I don't understand encode and decode in Python (2.7.3)

Narcisse Doudieu Siewe picture Narcisse Doudieu Siewe · Jul 22, 2012 · Viewed 22.8k times · Source

I tried to understand by myself encode and decode in Python but nothing is really clear for me.

  1. str.encode([encoding,[errors]])
  2. str.decode([encoding,[errors]])

First, I don't understand the need of the "encoding" parameter in these two functions.

What is the output of each function, its encoding? What is the use of the "encoding" parameter in each function? I don't really understand the definition of "bytes string".

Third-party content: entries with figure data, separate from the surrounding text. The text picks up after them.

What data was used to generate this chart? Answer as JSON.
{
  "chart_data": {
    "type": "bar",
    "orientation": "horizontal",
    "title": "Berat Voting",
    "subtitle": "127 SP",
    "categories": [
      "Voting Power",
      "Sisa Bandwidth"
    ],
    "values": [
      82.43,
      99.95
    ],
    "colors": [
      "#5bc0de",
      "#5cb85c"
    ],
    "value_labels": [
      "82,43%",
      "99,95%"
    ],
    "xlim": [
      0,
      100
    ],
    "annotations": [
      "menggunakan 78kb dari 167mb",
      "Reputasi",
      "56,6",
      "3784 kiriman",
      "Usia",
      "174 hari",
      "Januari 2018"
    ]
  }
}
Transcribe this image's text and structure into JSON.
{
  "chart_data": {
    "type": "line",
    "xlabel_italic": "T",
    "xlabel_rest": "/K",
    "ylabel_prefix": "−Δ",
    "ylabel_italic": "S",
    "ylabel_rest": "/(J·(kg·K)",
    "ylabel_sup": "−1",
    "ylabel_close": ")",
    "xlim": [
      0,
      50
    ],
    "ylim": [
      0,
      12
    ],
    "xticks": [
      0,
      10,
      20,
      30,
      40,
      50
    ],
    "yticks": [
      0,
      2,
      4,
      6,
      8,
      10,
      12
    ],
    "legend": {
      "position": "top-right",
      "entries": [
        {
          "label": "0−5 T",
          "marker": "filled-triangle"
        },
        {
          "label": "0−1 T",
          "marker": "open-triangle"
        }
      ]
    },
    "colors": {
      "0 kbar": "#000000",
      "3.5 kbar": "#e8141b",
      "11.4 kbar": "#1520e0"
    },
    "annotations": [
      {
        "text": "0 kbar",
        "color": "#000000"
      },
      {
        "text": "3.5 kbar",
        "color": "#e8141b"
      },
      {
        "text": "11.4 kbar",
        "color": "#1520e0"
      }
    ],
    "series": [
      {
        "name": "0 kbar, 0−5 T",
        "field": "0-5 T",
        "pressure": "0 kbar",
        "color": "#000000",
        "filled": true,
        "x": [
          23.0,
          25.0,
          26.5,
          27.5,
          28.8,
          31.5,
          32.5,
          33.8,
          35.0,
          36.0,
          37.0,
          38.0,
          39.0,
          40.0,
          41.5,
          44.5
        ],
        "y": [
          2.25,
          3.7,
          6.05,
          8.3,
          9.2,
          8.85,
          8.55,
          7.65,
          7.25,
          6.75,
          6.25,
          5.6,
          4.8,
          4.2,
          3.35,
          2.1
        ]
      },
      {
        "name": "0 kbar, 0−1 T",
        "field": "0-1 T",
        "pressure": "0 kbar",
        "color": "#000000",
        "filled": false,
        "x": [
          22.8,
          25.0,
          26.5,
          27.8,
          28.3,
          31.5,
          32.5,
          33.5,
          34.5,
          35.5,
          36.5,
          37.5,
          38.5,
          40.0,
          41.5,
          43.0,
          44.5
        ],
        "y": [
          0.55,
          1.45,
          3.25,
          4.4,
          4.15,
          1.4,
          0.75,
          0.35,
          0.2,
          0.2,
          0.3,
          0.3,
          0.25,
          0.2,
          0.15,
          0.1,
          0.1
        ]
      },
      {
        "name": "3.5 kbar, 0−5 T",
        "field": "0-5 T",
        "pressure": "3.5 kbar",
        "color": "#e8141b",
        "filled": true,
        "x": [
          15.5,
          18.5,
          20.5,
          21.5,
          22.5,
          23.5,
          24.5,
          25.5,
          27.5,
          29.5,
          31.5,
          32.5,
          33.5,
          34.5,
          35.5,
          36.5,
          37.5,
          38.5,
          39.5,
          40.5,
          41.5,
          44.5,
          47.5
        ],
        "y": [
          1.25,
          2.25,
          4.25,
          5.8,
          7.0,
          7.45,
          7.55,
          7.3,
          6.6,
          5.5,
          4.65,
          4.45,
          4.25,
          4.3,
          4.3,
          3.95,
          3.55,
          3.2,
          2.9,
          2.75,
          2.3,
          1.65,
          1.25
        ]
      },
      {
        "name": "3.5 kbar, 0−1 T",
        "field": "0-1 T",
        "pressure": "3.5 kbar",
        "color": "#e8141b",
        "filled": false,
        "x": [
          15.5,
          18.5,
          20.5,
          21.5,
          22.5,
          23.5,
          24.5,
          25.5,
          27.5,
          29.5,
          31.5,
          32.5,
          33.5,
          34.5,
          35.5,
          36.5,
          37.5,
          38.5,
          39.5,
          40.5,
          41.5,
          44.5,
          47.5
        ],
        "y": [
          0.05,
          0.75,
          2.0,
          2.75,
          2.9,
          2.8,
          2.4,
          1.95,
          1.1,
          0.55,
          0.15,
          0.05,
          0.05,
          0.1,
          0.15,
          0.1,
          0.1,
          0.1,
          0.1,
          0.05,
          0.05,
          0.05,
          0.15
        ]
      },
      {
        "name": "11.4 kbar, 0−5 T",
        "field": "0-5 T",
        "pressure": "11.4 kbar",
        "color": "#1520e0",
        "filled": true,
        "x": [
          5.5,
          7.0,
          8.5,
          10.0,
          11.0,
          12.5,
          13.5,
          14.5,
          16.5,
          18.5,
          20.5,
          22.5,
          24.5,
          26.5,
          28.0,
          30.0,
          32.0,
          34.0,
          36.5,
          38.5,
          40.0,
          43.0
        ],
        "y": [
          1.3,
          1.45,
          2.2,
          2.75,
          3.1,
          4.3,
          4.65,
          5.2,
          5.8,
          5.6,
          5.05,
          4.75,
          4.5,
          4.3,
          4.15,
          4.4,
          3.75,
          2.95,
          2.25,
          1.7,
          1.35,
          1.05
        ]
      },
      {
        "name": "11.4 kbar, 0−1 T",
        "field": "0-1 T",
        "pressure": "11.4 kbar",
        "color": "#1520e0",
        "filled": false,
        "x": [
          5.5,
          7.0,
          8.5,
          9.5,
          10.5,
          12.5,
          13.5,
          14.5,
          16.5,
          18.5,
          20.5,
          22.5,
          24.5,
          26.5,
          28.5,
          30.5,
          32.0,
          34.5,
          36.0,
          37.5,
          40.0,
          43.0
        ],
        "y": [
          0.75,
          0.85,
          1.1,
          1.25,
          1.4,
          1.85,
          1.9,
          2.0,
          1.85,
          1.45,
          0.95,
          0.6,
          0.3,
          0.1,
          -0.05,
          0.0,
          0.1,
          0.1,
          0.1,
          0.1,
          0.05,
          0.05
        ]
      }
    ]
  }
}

I have an important question, is there some way to pass from one encoding to another? I have read some text on ASN.1 about "octet string", so I wondered whether it was the same as "bytes string".

Thanks for you help.

Answer

lvc picture lvc · Jul 22, 2012

It's a little more complex in Python 2 (compared to Python 3), since it conflates the concepts of 'string' and 'bytestring' quite a bit, but see The Absolute Minimum Every Software Developer Absolutely, Positively Must Know About Unicode and Character Sets. Essentially, what you need to understand is that 'string' and 'character' are abstract concepts that can't be directly represented by a computer. A bytestring is a raw stream of bytes straight from disk (or that can be written straight from disk). encode goes from abstract to concrete (you give it preferably a unicode string, and it gives you back a byte string); decode goes the opposite way.

The encoding is the rule that says 'a' should be represented by the byte 0x61 and 'α' by the two-byte sequence 0xc0\xb1.